Not true, for example, the Church holds that the definition of Marriage applies to others, not just Roman Catholics.
In addition, we Confess ONE Baptism. There really is only the Catholic Church that anyone can be Baptized into, for there is no other Body of Christ.
The catechism defines what heresy is, it does not say who IS one, or give us the right to apply the label to anyone. There is a difference between a definition and a flesh, blood, and soul person. Modern day Protestants are not heretics and should not be labeled as such.

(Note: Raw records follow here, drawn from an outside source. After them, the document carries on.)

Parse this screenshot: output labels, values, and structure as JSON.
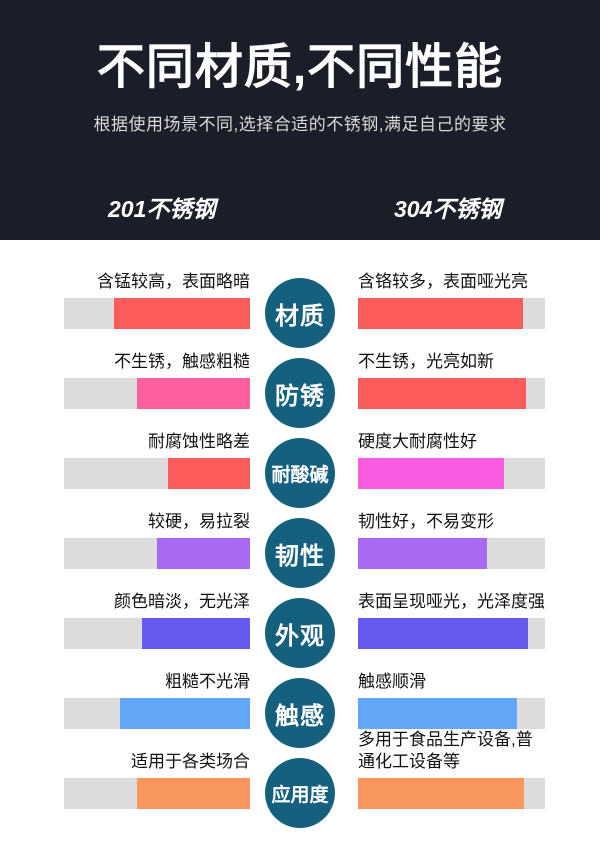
{
  "header": {
    "title": "不同材质,不同性能",
    "subtitle": "根据使用场景不同,选择合适的不锈钢,满足自己的要求",
    "left_column": "201不锈钢",
    "right_column": "304不锈钢",
    "bg_color": "#1b1e28"
  },
  "colors": {
    "track": "#dcdcdc",
    "badge": "#15607f",
    "red": "#fc5b5b",
    "pink": "#fd5f9f",
    "magenta": "#f95ce0",
    "purple": "#a968f2",
    "blue_violet": "#6659ef",
    "sky_blue": "#63a8f8",
    "orange": "#f8965e"
  },
  "rows": [
    {
      "badge": "材质",
      "left": {
        "label": "含锰较高，表面略暗",
        "fill_percent": 73,
        "color": "#fc5b5b"
      },
      "right": {
        "label": "含铬较多，表面哑光亮",
        "fill_percent": 88,
        "color": "#fc5b5b"
      }
    },
    {
      "badge": "防锈",
      "left": {
        "label": "不生锈，触感粗糙",
        "fill_percent": 61,
        "color": "#fd5f9f"
      },
      "right": {
        "label": "不生锈，光亮如新",
        "fill_percent": 90,
        "color": "#fc5b5b"
      }
    },
    {
      "badge": "耐酸碱",
      "left": {
        "label": "耐腐蚀性略差",
        "fill_percent": 44,
        "color": "#fc5b5b"
      },
      "right": {
        "label": "硬度大耐腐性好",
        "fill_percent": 78,
        "color": "#f95ce0"
      }
    },
    {
      "badge": "韧性",
      "left": {
        "label": "较硬，易拉裂",
        "fill_percent": 50,
        "color": "#a968f2"
      },
      "right": {
        "label": "韧性好，不易变形",
        "fill_percent": 69,
        "color": "#a968f2"
      }
    },
    {
      "badge": "外观",
      "left": {
        "label": "颜色暗淡，无光泽",
        "fill_percent": 58,
        "color": "#6659ef"
      },
      "right": {
        "label": "表面呈现哑光，光泽度强",
        "fill_percent": 91,
        "color": "#6659ef"
      }
    },
    {
      "badge": "触感",
      "left": {
        "label": "粗糙不光滑",
        "fill_percent": 70,
        "color": "#63a8f8"
      },
      "right": {
        "label": "触感顺滑",
        "fill_percent": 85,
        "color": "#63a8f8"
      }
    },
    {
      "badge": "应用度",
      "left": {
        "label": "适用于各类场合",
        "fill_percent": 61,
        "color": "#f8965e"
      },
      "right": {
        "label": "多用于食品生产设备,普通化工设备等",
        "fill_percent": 89,
        "color": "#f8965e"
      }
    }
  ],
  "chart_data": {
    "type": "bar",
    "orientation": "horizontal_paired",
    "title": "不同材质,不同性能",
    "subtitle": "根据使用场景不同,选择合适的不锈钢,满足自己的要求",
    "categories": [
      "材质",
      "防锈",
      "耐酸碱",
      "韧性",
      "外观",
      "触感",
      "应用度"
    ],
    "series": [
      {
        "name": "201不锈钢",
        "values": [
          73,
          61,
          44,
          50,
          58,
          70,
          61
        ],
        "annotations": [
          "含锰较高，表面略暗",
          "不生锈，触感粗糙",
          "耐腐蚀性略差",
          "较硬，易拉裂",
          "颜色暗淡，无光泽",
          "粗糙不光滑",
          "适用于各类场合"
        ]
      },
      {
        "name": "304不锈钢",
        "values": [
          88,
          90,
          78,
          69,
          91,
          85,
          89
        ],
        "annotations": [
          "含铬较多，表面哑光亮",
          "不生锈，光亮如新",
          "硬度大耐腐性好",
          "韧性好，不易变形",
          "表面呈现哑光，光泽度强",
          "触感顺滑",
          "多用于食品生产设备,普通化工设备等"
        ]
      }
    ],
    "ylim": [
      0,
      100
    ],
    "legend_position": "header",
    "grid": false
  }
}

I did not say that I had that authority, I will say that the Church does, and therefore I must accept any whom the Church states commits the errors outlined in CCC 2089
There is plenty of searchable discussion on this by authoritative posters here.

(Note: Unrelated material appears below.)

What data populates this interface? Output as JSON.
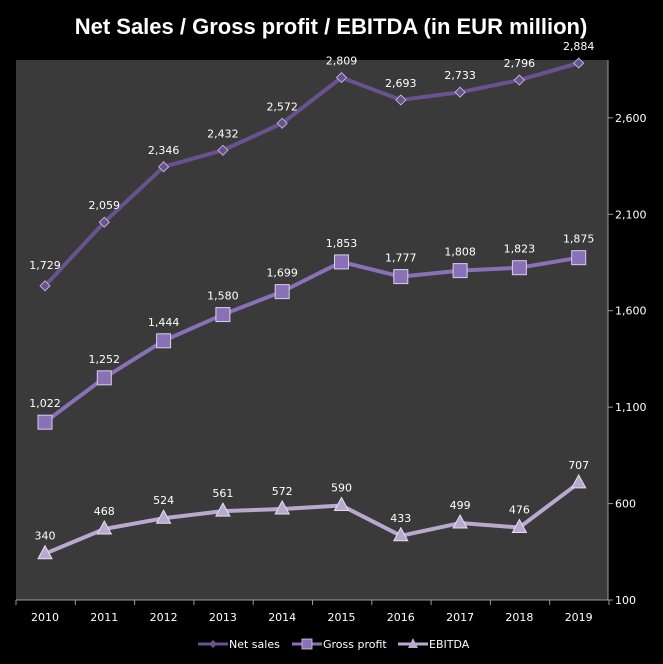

Such as the Catholic Encylopedia
** The heretical tenets may be ignorance of the true creed, erroneous judgment, imperfect apprehension and comprehension of dogmas: in none of these does the will play an appreciable part, wherefore one of the necessary conditions of sinfulness–free choice–is wanting and such heresy is merely objective, or material. **
That would be material heresy, not sinful, but the term would still apply to someone, for example, who denies the Authority of the Papacy, or the doctrine of the Assumption.
I am not saying that such a person, as described above, is consider by the Church to be guiltily of anything, or in sin because of it ( quite to the contrary) , but they still are a material heretic.
Heresy thus willed is imputable to the subject and carries with it a varying degree of guilt; it is called formal, because to the material error it adds the informative element of “freely willed”.
And this is formal heresy, specifically willed.